Turpin Family: Diane Sawyer David-Louis Turpin/Facebook; Manoli Figetakis/Getty

David-Louis Turpin/Facebook; Manoli Figetakis/Getty
The youngest Turpin siblings are finally telling their story in their own words, years after escaping the infamous “House of Horrors” and then enduring fresh trauma inside the very foster system that was supposed to protect them. Their first public interview pulls the camera back on a saga that did not end with a daring 911 call, but kept unfolding in courtrooms, social services offices, and crowded group homes.
What they describe is not just a family nightmare, but a stress test of how child welfare works when the whole world is watching. Their voices now cut through the old headlines, forcing a hard look at how such extreme abuse by David and Louise Turpin could go undetected for so long, and how new abusers were able to step in once the children were freed.
The escape from the Turpin “House of Horrors” and the first taste of freedom
For years, the Turpin children lived almost entirely out of sight, trapped in a Perris, California home that authorities would later call a “House of Horrors.” The youngest siblings now describe how, inside that house, daily life meant hunger, isolation, and the constant threat of punishment if they broke rigid rules set by Their parents, David and Louise. At times, the children were chained to their beds or confined in cages, a level of cruelty that stunned even seasoned investigators when the story finally broke into public view.

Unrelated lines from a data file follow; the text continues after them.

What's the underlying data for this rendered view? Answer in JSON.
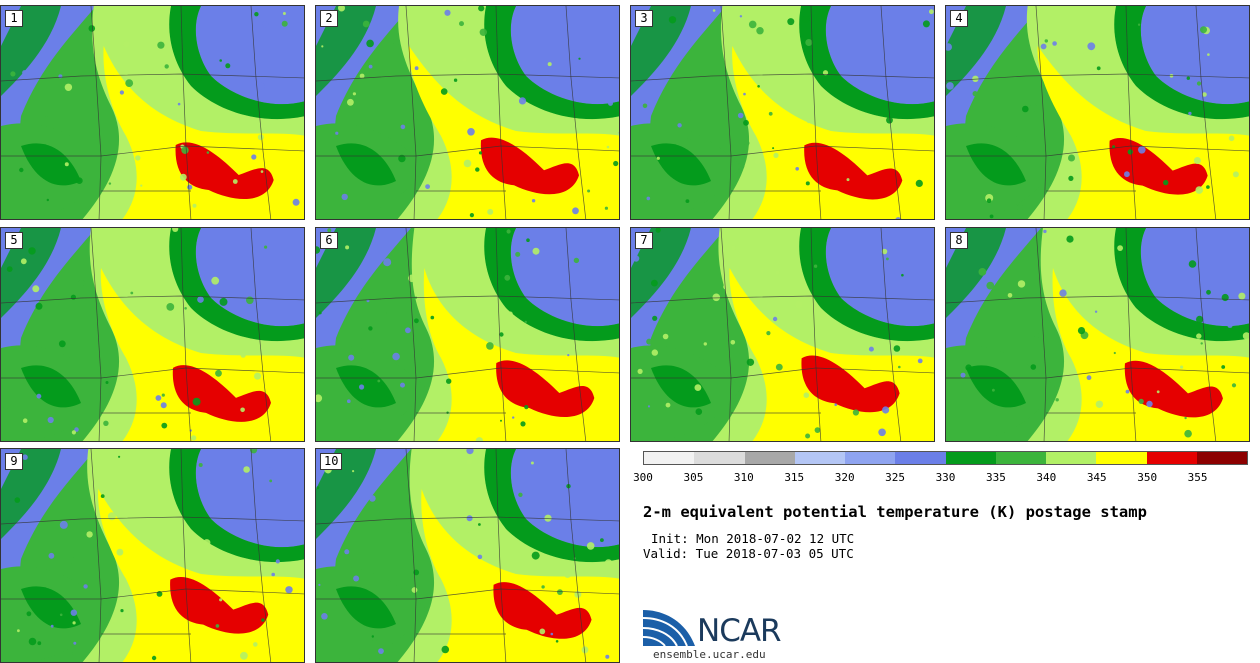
{
  "panels": [
    {
      "label": "1"
    },
    {
      "label": "2"
    },
    {
      "label": "3"
    },
    {
      "label": "4"
    },
    {
      "label": "5"
    },
    {
      "label": "6"
    },
    {
      "label": "7"
    },
    {
      "label": "8"
    },
    {
      "label": "9"
    },
    {
      "label": "10"
    }
  ],
  "legend": {
    "ticks": [
      "300",
      "305",
      "310",
      "315",
      "320",
      "325",
      "330",
      "335",
      "340",
      "345",
      "350",
      "355"
    ],
    "colors": [
      "#f2f2f2",
      "#dcdcdc",
      "#a8a8a8",
      "#b4c6f5",
      "#8fa4f0",
      "#6b7fe8",
      "#049b1c",
      "#3cb43c",
      "#b2f066",
      "#ffff00",
      "#e50000",
      "#8c0000"
    ]
  },
  "title": "2-m equivalent potential temperature (K) postage stamp",
  "init": "Init: Mon 2018-07-02 12 UTC",
  "valid": "Valid: Tue 2018-07-03 05 UTC",
  "logo": {
    "text": "NCAR",
    "url": "ensemble.ucar.edu"
  }
}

The turning point came when one of the older sisters climbed out of a window and called 911, a moment that veteran journalist Diane Sawyer has highlighted as the hinge between captivity and a new, uncertain future. In a video message shared in Jan, she described The Turpin family as “a house of horror,” noting that Some of the 13 children had been tortured and held prisoner before that escape, and Then everything changed when a terrified teenager reached for a phone and asked for help, as she recounted in an online reel. Former detective Thomas Salisbury, who worked the case, has since spoken about how the investigation into David and Louise Turpin exposed deep gaps in how authorities track and respond to extreme child abuse, reflecting on the early days of the probe in an extended interview.
From rescue to new trauma in foster care
When the children were removed from their parents’ control, the public narrative quickly shifted to relief, with many assuming that the hardest part of their journey was over. The youngest siblings now say that was not the case. In their first on-camera conversation, three of the Turpin siblings sit down with Diane Sawyer and speak publicly for the first time about what happened after the rescue, describing how the promise of safety collided with a foster care system that was not ready for the weight of their needs, as seen in a televised interview. The youngest Turpin siblings recount how they tried to adjust to ordinary routines like school, shared meals, and simple freedoms, while still carrying the scars of years of control inside the House of Horrors, a story they now share in depth in a new profile.
Instead of a clean break from abuse, several of the siblings landed with foster parents who would later be accused of harming them again. Foster parents of several Turpin siblings were eventually charged and then sentenced on child abuse counts, after They pleaded guilty to child endangerment and related offenses tied to their treatment of the children, according to a detailed court summary. Attorney Elan Zektser has said that the Turpin children tried to speak up about what was happening in that foster home, but, as he put it, “many times, they were shut down,” describing how reports of mistreatment were allegedly ignored or minimized by people who should have intervened, in comments captured in a recorded interview.
The fallout from that second wave of abuse has stretched into civil court. Turpin kids are now poised to receive a payout after being abused for 3 years by a foster family that had been publicly praised for “saving” them from their parents’ torture, with one report describing how the settlement traces back to what happened inside their home in Perris, California, in an Exclusive account. The siblings have also filed a broader civil lawsuit against Riverside County, arguing that officials failed to protect them from years of abuse both before and after the rescue, and court filings note that Some of the older Turpin children are now out on their own, in college or working, while others continue to navigate services that the county says it is trying to improve through a significant reduction of caseloads, according to a recent legal update.